Designer Sarah Sherman Samuel is back again and this time she's expanded her collection into exciting new categories. Her spring collection for Lulu and Georgia introduces fabric that will be available by the yard as well as on finished pillows, drapery and select furniture pieces. Plus, a whole new line of decor, tabletop, and furniture.
"For this collection, I wanted each rug to have its own story but all through the lens of classic and timeless textures and materials which tie each style together and allow for multiple rugs in one space for interesting layering."
Your work blends both modern and traditional elements. Can you talk about your design philosophy and how you approach each project/collection?
Yes! I have a deep appreciation for historical architecture which is evident throughout my work. I strive to design spaces and objects that say something new while giving a nod to the past. I want people to feel excited about finding something they haven’t seen before but somehow feel nostalgic at the same time. It comes with the art of the mix. For example in a very simple way, by applying traditional elements like tambour to a clean lined sideboard. Or marrying the Roman column inspired Doric side table with my chunky contemporary clouded coffee table.
Are there any particular trends or design styles that you see gaining popularity in 2023, and how did you address them in this collection?
I think there’s a continued momentum towards embracing irregularities. A want to feel connected to the objects and the hand behind them. The dishes for example are translated exactly from my hand. The scallops on the plates are not perfect, the spherical handle on the bowl oblong.
Can you tell us a little bit about your inspiration behind the Spring collection?
The fabric and wallpaper collection came from my love of pattern mixing and layering. Stripes are an essential element to have in any designers arsenal. They can give interest in a minimalist space or be the perfect grounding pattern to mix with others in a maximalist space. I hand painted most all of the patterns in the collection, before converting them to digital art to preserve the irregularities and imperfections that you get from a human hand. The Tiger pattern is the anchor which was a collaboration between my then 6 year old son Archie. He had drawn the tigers, which I was so taken with, I then mimicked his style to create the trees, brought them into illustrator, cleaned it all up a bit, and created a repeat pattern.
For the tabletop collection I was inspired by a simple bowl my grandmother had that I would eat cereal out of when I was a kid.

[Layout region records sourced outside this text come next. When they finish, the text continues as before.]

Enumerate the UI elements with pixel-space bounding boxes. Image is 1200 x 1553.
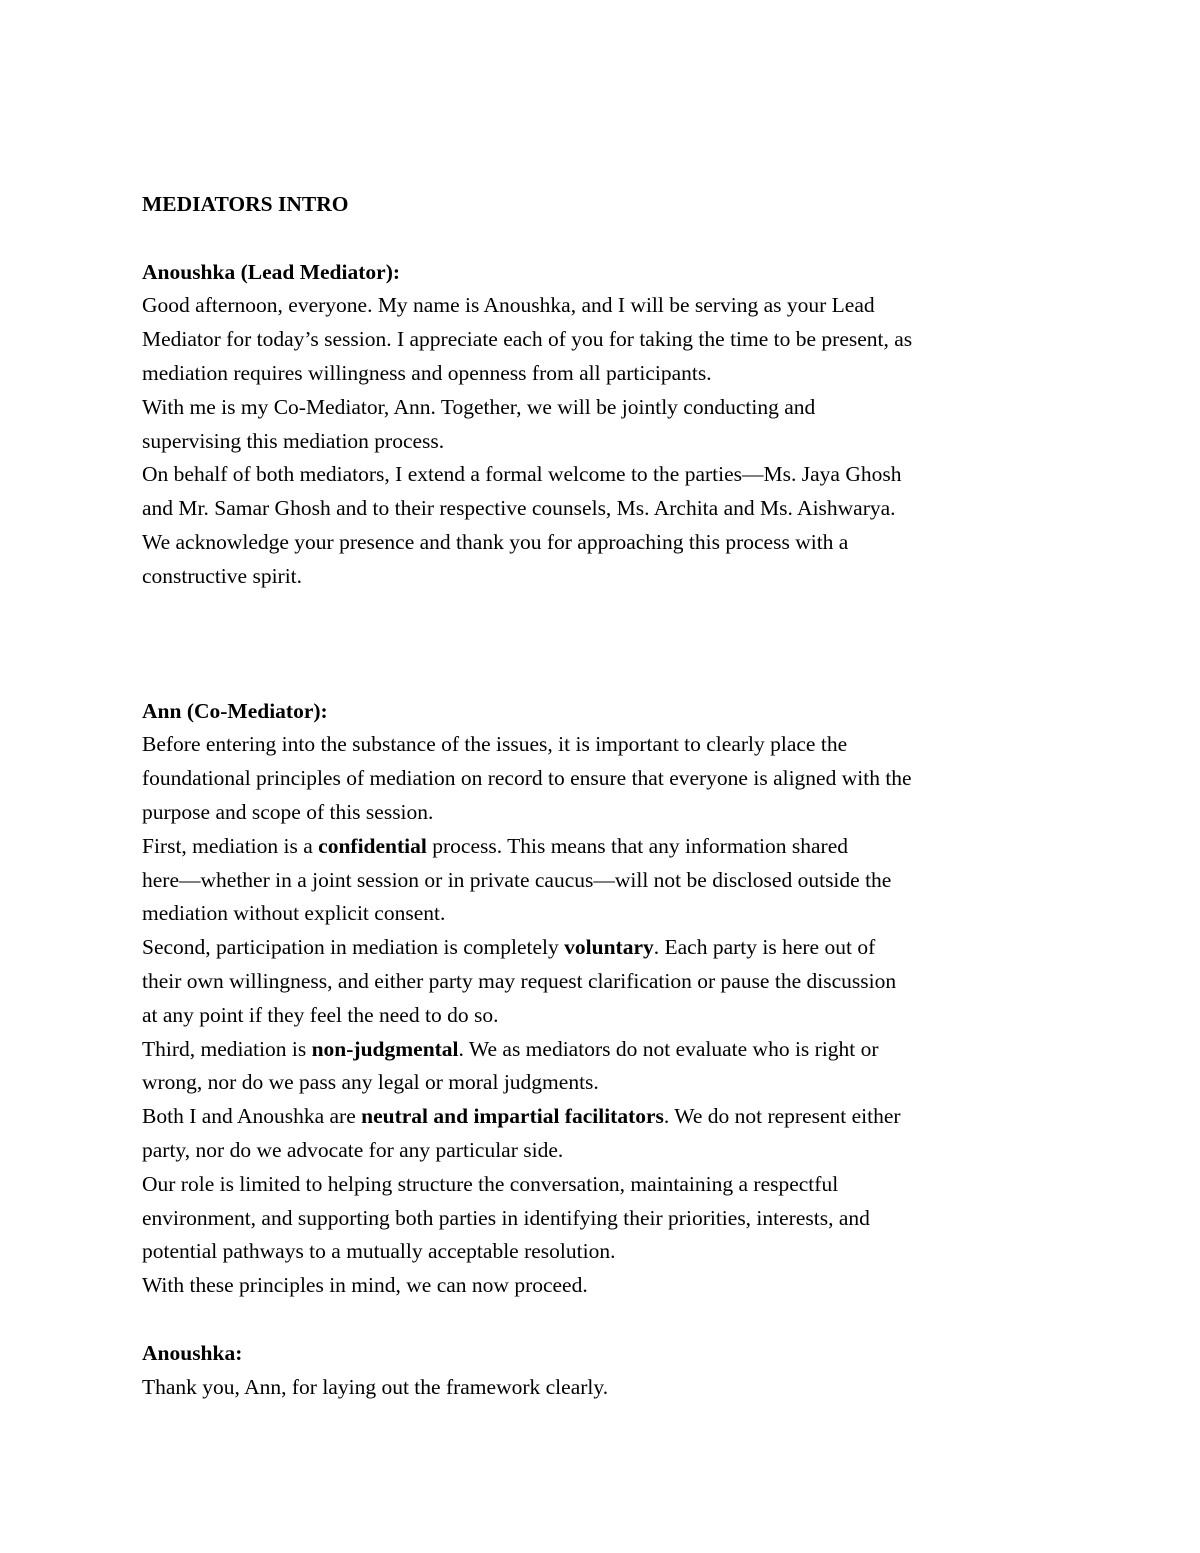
speaker-heading: Ann (Co-Mediator): — [142, 698, 328, 723]
document-page — [142, 188, 1072, 1404]
text-line — [142, 1235, 1072, 1269]
text-line — [142, 425, 1072, 459]
body-text: supervising this mediation process. — [142, 428, 445, 453]
text-line — [142, 864, 1072, 898]
body-text: purpose and scope of this session. — [142, 799, 434, 824]
emphasis-text: neutral and impartial facilitators — [361, 1104, 664, 1129]
speaker-heading: Anoushka: — [142, 1340, 243, 1365]
body-text: Before entering into the substance of the issues, it is important to clearly place the — [142, 732, 848, 757]
body-text: mediation requires willingness and openness from all participants. — [142, 360, 712, 385]
text-line — [142, 1371, 1072, 1405]
body-text: On behalf of both mediators, I extend a formal welcome to the parties—Ms. Jaya Ghosh — [142, 462, 902, 487]
speaker-heading: Anoushka (Lead Mediator): — [142, 259, 401, 284]
spacer — [142, 594, 1072, 695]
emphasis-text: confidential — [318, 833, 427, 858]
spacer — [142, 1303, 1072, 1337]
body-text: . We do not represent either — [663, 1104, 901, 1129]
spacer — [142, 222, 1072, 256]
text-line — [142, 458, 1072, 492]
body-text: environment, and supporting both parties in identifying their priorities, interests, and — [142, 1205, 870, 1230]
body-text: . Each party is here out of — [653, 935, 876, 960]
paragraph-body — [142, 728, 1072, 1303]
body-text: Good afternoon, everyone. My name is Anoushka, and I will be serving as your Lead — [142, 293, 875, 318]
body-text: wrong, nor do we pass any legal or moral judgments. — [142, 1070, 599, 1095]
text-line — [142, 357, 1072, 391]
paragraph-body — [142, 289, 1072, 593]
body-text: process. This means that any information shared — [426, 833, 849, 858]
section-anoushka-reply — [142, 1337, 1072, 1405]
text-line — [142, 391, 1072, 425]
document-title: MEDIATORS INTRO — [142, 192, 349, 216]
text-line — [142, 830, 1072, 864]
text-line — [142, 560, 1072, 594]
text-line — [142, 796, 1072, 830]
section-lead-mediator — [142, 256, 1072, 594]
body-text: First, mediation is a — [142, 833, 319, 858]
text-line — [142, 289, 1072, 323]
body-text: foundational principles of mediation on record to ensure that everyone is aligned with the — [142, 766, 912, 791]
body-text: Thank you, Ann, for laying out the framework clearly. — [142, 1374, 609, 1399]
section-co-mediator — [142, 695, 1072, 1303]
body-text: here—whether in a joint session or in private caucus—will not be disclosed outside the — [142, 867, 892, 892]
text-line — [142, 897, 1072, 931]
text-line — [142, 1168, 1072, 1202]
emphasis-text: voluntary — [564, 935, 654, 960]
text-line — [142, 526, 1072, 560]
body-text: potential pathways to a mutually acceptable resolution. — [142, 1239, 616, 1264]
text-line — [142, 965, 1072, 999]
text-line — [142, 1202, 1072, 1236]
text-line — [142, 1100, 1072, 1134]
body-text: and Mr. Samar Ghosh and to their respective counsels, Ms. Archita and Ms. Aishwarya. — [142, 496, 896, 521]
text-line — [142, 492, 1072, 526]
text-line — [142, 1066, 1072, 1100]
body-text: Mediator for today’s session. I appreciate each of you for taking the time to be present, as — [142, 327, 913, 352]
emphasis-text: non-judgmental — [311, 1036, 459, 1061]
body-text: With me is my Co-Mediator, Ann. Together, we will be jointly conducting and — [142, 394, 816, 419]
body-text: Both I and Anoushka are — [142, 1104, 362, 1129]
body-text: . We as mediators do not evaluate who is right or — [458, 1036, 879, 1061]
body-text: We acknowledge your presence and thank you for approaching this process with a — [142, 529, 849, 554]
body-text: constructive spirit. — [142, 563, 303, 588]
text-line — [142, 1134, 1072, 1168]
body-text: With these principles in mind, we can now proceed. — [142, 1273, 588, 1298]
text-line — [142, 762, 1072, 796]
body-text: Our role is limited to helping structure the conversation, maintaining a respectful — [142, 1171, 839, 1196]
body-text: Second, participation in mediation is completely — [142, 935, 565, 960]
text-line — [142, 999, 1072, 1033]
text-line — [142, 728, 1072, 762]
body-text: Third, mediation is — [142, 1036, 312, 1061]
body-text: party, nor do we advocate for any particular side. — [142, 1137, 564, 1162]
text-line — [142, 1269, 1072, 1303]
body-text: mediation without explicit consent. — [142, 901, 446, 926]
body-text: at any point if they feel the need to do so. — [142, 1002, 499, 1027]
body-text: their own willingness, and either party may request clarification or pause the discussion — [142, 968, 897, 993]
paragraph-body — [142, 1371, 1072, 1405]
text-line — [142, 323, 1072, 357]
text-line — [142, 1033, 1072, 1067]
text-line — [142, 931, 1072, 965]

It was a simple white bowl with a flat integrated handle and I loved it. I remember thinking even as a small child why don’t more bowls have handles? So I went ahead and put handles on everything.

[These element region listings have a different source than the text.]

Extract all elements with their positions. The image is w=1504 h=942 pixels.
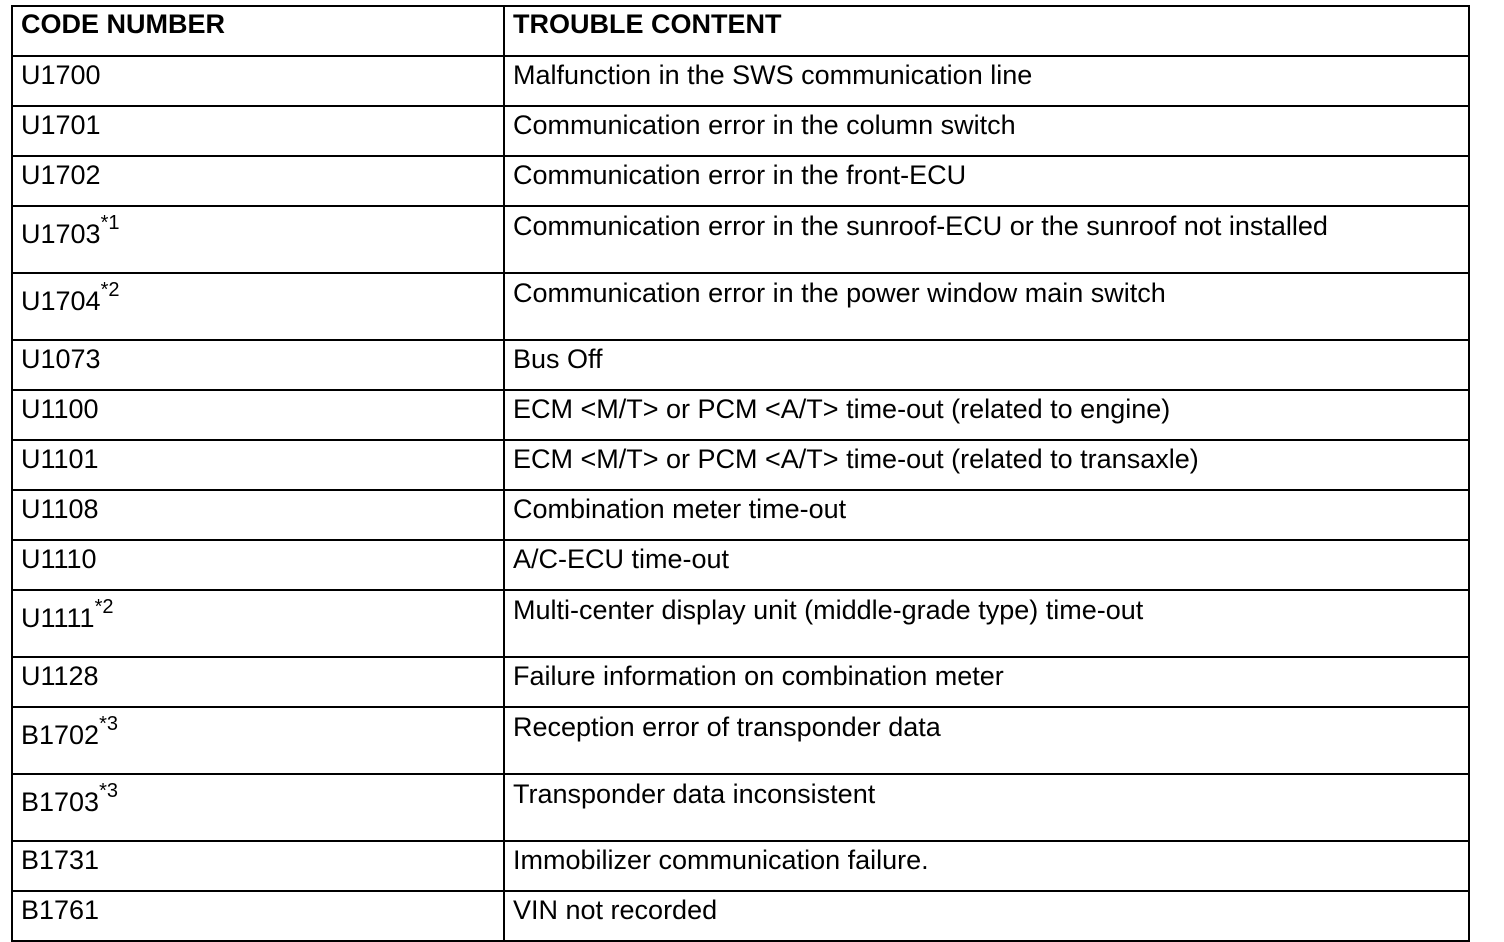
- code-cell: [12, 390, 504, 440]
- code-cell: [12, 891, 504, 941]
- table-row: [12, 657, 1469, 707]
- table-row: [12, 106, 1469, 156]
- table-row: [12, 590, 1469, 657]
- footnote-marker: *3: [99, 713, 118, 735]
- code-number: U1110: [21, 544, 97, 574]
- code-cell: [12, 590, 504, 657]
- code-number: B1702: [21, 720, 100, 750]
- table-row: [12, 56, 1469, 106]
- trouble-content-cell: Multi-center display unit (middle-grade type) time-out: [504, 590, 1469, 657]
- code-cell: [12, 841, 504, 891]
- code-cell: [12, 273, 504, 340]
- header-trouble-content: TROUBLE CONTENT: [504, 6, 1469, 56]
- table-row: [12, 156, 1469, 206]
- trouble-content-cell: Transponder data inconsistent: [504, 774, 1469, 841]
- table-row: [12, 774, 1469, 841]
- code-cell: [12, 540, 504, 590]
- code-cell: [12, 106, 504, 156]
- table-row: [12, 340, 1469, 390]
- table-row: [12, 390, 1469, 440]
- code-cell: [12, 707, 504, 774]
- trouble-content-cell: ECM <M/T> or PCM <A/T> time-out (related to engine): [504, 390, 1469, 440]
- code-number: U1073: [21, 344, 101, 374]
- code-number: U1700: [21, 60, 101, 90]
- table-row: [12, 841, 1469, 891]
- table-row: [12, 273, 1469, 340]
- header-code-number: CODE NUMBER: [12, 6, 504, 56]
- code-cell: [12, 156, 504, 206]
- code-number: U1111: [21, 603, 95, 633]
- code-cell: [12, 774, 504, 841]
- code-number: U1703: [21, 219, 101, 249]
- footnote-marker: *3: [99, 780, 118, 802]
- code-number: U1100: [21, 394, 99, 424]
- code-cell: [12, 340, 504, 390]
- code-number: U1702: [21, 160, 101, 190]
- trouble-content-cell: Communication error in the column switch: [504, 106, 1469, 156]
- trouble-content-cell: Communication error in the front-ECU: [504, 156, 1469, 206]
- trouble-code-table: [11, 5, 1470, 942]
- table-header-row: [12, 6, 1469, 56]
- trouble-content-cell: Communication error in the power window main switch: [504, 273, 1469, 340]
- footnote-marker: *2: [94, 596, 114, 618]
- code-cell: [12, 490, 504, 540]
- trouble-content-cell: Combination meter time-out: [504, 490, 1469, 540]
- code-number: U1128: [21, 661, 99, 691]
- table-row: [12, 440, 1469, 490]
- code-number: B1703: [21, 787, 100, 817]
- footnote-marker: *1: [100, 212, 120, 234]
- trouble-content-cell: Reception error of transponder data: [504, 707, 1469, 774]
- code-number: U1701: [21, 110, 101, 140]
- trouble-content-cell: Malfunction in the SWS communication line: [504, 56, 1469, 106]
- table-row: [12, 707, 1469, 774]
- footnote-marker: *2: [100, 279, 120, 301]
- code-number: U1704: [21, 286, 101, 316]
- table-row: [12, 891, 1469, 941]
- trouble-content-cell: Communication error in the sunroof-ECU or the sunroof not installed: [504, 206, 1469, 273]
- trouble-content-cell: Failure information on combination meter: [504, 657, 1469, 707]
- code-cell: [12, 206, 504, 273]
- table-row: [12, 540, 1469, 590]
- trouble-content-cell: VIN not recorded: [504, 891, 1469, 941]
- code-cell: [12, 440, 504, 490]
- code-number: B1761: [21, 895, 100, 925]
- code-cell: [12, 657, 504, 707]
- table-row: [12, 206, 1469, 273]
- code-number: B1731: [21, 845, 100, 875]
- code-number: U1101: [21, 444, 99, 474]
- code-number: U1108: [21, 494, 99, 524]
- table-row: [12, 490, 1469, 540]
- trouble-content-cell: A/C-ECU time-out: [504, 540, 1469, 590]
- trouble-content-cell: Bus Off: [504, 340, 1469, 390]
- trouble-content-cell: Immobilizer communication failure.: [504, 841, 1469, 891]
- code-cell: [12, 56, 504, 106]
- trouble-content-cell: ECM <M/T> or PCM <A/T> time-out (related to transaxle): [504, 440, 1469, 490]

My husband got me a small kiln for my 40th birthday so we’ve been able to play and prototype with clay in the studio.
I experimented with different shapes and handles for the dishware, large and small scallops and irregular spheres. I wanted them all to coordinate but each piece be different so when all set together on a tables cape they give it movement and a sculptural quality.
I’ve been using the plates and bowls as my everyday dishes for a couple months now (perks of being the designer) and I still get a thrill when I open the cupboard. I’m most looking forward to all the fabric by the yard. I have so many vintage furniture pieces stock piled that I can’t wait to reupholster everything!
What’s next for Sarah Sherman Samuel, and how do you see your design style evolving in the future?
We are developing pieces in more new categories… SSS bedding and lighting are already in the works.
How would you describe this Spring assortment?
It’s both whimsical and refined
What are some stand-out pieces from the collection? Any personal favorites?
The favorites list is too long… like the whole collection. Ha I’ve designed each piece thoughtfully so they all feel like my children.
What additions and changes did you make to extend our furniture collection? Why were those needed?
We made a bench version of the rise daybed to extend the versatility of that silhouette. Everyone might not be able to fit a full daybed but a bench has a smaller footprint.
We also added a new color to the clover stool and made a side table that matches the Doric dining table to round out that collection.
The Merritt line was also a bit hit. We had only one color way in the initial launch, the nightstands were a dark stain finish and the dresser white, so as to look not too matchy-matchy if bought together. Now we are offering both finished in both pieces so there’s flexibility to have the rich dark colored dresser or a white nightstand.